The closed-door debate over everything from nuclear power to the cost of cleaner energy ran into the early morning hours with quibbling over wording. But consensus was eventually reached on a report by the Intergovernmental Panel on Climate Change, a U.N. network of 2,000 scientists and delegates from more than 120 nations.
"It's all done," said Peter Lukey, a member of the South Africa delegation. "Everything we wanted to see was there and more. The message is: We have to do something now." (Watch what proposals could help save the planet )
China, the world's second-largest greenhouse gas emitter after the United States, took a strong stance during the four-day meeting in Thailand.

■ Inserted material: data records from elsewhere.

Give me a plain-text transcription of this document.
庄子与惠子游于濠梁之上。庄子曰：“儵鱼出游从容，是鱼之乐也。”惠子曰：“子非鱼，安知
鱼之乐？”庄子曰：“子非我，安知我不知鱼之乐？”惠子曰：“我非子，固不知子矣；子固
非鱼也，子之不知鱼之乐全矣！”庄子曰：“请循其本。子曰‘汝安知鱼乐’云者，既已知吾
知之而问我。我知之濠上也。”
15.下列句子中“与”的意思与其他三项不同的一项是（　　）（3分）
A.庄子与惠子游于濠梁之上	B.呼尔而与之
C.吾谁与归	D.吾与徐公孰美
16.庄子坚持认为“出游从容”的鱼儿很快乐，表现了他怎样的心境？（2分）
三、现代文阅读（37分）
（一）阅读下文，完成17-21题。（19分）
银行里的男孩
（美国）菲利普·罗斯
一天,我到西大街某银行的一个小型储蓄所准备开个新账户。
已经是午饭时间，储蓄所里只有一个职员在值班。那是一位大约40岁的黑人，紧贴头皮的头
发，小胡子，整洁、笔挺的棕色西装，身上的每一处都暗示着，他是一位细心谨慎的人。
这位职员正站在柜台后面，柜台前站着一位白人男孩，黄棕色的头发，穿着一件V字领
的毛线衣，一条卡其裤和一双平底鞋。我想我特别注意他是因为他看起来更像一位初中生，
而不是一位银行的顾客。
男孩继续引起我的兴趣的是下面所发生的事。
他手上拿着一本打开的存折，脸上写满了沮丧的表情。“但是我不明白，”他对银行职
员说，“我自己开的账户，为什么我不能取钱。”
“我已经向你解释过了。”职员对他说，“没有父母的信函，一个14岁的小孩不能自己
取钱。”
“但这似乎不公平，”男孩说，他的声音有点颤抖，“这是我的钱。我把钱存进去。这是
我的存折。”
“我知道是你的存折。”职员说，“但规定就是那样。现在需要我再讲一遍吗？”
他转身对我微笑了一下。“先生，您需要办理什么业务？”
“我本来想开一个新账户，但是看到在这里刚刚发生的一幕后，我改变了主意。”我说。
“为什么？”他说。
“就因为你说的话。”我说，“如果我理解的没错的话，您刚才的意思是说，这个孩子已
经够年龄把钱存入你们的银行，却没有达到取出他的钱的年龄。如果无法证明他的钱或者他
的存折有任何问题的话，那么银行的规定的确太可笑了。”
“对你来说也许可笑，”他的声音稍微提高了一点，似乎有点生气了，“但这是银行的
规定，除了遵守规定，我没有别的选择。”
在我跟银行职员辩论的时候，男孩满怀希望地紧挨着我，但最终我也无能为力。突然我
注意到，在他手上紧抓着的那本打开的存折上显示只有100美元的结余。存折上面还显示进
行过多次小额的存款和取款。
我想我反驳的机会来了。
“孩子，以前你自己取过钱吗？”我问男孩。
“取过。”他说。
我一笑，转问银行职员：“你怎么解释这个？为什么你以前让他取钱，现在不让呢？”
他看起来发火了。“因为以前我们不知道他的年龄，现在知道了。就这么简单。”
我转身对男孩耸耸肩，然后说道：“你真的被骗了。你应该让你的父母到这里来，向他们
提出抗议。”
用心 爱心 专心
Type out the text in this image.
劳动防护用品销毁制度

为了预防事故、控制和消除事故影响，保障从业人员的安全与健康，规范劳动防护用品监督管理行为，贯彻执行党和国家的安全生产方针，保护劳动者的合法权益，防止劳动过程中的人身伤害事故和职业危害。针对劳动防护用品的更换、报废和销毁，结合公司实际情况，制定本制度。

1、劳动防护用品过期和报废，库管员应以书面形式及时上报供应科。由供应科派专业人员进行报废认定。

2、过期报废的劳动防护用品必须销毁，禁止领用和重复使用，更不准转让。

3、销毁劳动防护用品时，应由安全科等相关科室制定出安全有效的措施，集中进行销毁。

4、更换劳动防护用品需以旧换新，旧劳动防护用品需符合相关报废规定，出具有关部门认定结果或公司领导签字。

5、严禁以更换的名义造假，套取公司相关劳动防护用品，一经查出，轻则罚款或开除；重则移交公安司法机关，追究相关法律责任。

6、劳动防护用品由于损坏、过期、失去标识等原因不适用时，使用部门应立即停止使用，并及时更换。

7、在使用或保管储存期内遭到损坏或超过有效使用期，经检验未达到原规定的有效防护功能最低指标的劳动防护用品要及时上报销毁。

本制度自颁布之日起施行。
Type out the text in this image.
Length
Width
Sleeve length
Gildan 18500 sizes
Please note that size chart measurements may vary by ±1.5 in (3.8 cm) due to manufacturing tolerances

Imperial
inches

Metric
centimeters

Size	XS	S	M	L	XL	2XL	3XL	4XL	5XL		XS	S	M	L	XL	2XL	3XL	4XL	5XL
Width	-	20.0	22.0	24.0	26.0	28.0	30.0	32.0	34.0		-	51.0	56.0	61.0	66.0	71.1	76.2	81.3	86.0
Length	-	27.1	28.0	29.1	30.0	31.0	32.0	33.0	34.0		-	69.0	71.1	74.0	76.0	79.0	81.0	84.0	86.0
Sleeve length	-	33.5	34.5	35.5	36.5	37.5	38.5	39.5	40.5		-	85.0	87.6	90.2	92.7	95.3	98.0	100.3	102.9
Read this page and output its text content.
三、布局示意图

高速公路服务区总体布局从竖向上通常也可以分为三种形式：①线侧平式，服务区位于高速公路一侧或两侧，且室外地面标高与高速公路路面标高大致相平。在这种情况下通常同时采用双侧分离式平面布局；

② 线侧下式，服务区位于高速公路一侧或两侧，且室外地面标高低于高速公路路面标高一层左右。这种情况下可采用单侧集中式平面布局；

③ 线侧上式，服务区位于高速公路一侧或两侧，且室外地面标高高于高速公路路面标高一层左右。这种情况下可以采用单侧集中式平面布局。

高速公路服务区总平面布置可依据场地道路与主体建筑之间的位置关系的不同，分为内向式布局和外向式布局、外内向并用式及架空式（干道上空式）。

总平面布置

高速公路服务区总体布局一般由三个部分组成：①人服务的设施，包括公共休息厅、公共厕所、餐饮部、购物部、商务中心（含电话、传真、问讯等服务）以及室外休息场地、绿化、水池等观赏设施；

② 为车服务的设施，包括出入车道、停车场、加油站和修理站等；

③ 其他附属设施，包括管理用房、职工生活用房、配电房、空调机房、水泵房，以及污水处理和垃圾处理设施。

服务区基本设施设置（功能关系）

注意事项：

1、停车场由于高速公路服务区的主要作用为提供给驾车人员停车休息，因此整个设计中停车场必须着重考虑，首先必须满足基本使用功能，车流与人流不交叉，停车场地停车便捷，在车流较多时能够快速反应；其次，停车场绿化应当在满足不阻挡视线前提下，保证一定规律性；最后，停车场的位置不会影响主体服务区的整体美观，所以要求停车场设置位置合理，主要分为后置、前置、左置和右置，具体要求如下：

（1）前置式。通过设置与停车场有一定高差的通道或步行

Along with India and other developing countries, it had pushed to raise the lowest target for carbon dioxide in the atmosphere, delegates said.
A draft of the report proposed the world limit concentrations of greenhouse gases to between 445 parts per million and 650 parts per million, but China sought to strike the lower range over fears it would hinder its booming economy, Michael Muller, Germany's vice-minister for the environment, told reporters before the agreement was reached.
According to a partial version of the finalized document obtained by The Associated Press, China's efforts failed to remove the lower emission target from the report.
"This is still an excellent report," French delegate Michel Petit said, adding that China and the other developing countries ended up compromising on all major issues.
"Nothing important was removed during the process," he said.
The report is the third segment of an overall IPCC blueprint that will shape the way the world tackles global warming. The final version was not made available when the meeting broke around 4:30 a.m. Friday, but delegates said it largely resembled a draft version that said emissions can be cut below current levels if the world shifts away from carbon-heavy fuels like coal, embraces energy efficiency and significantly reduces deforestation.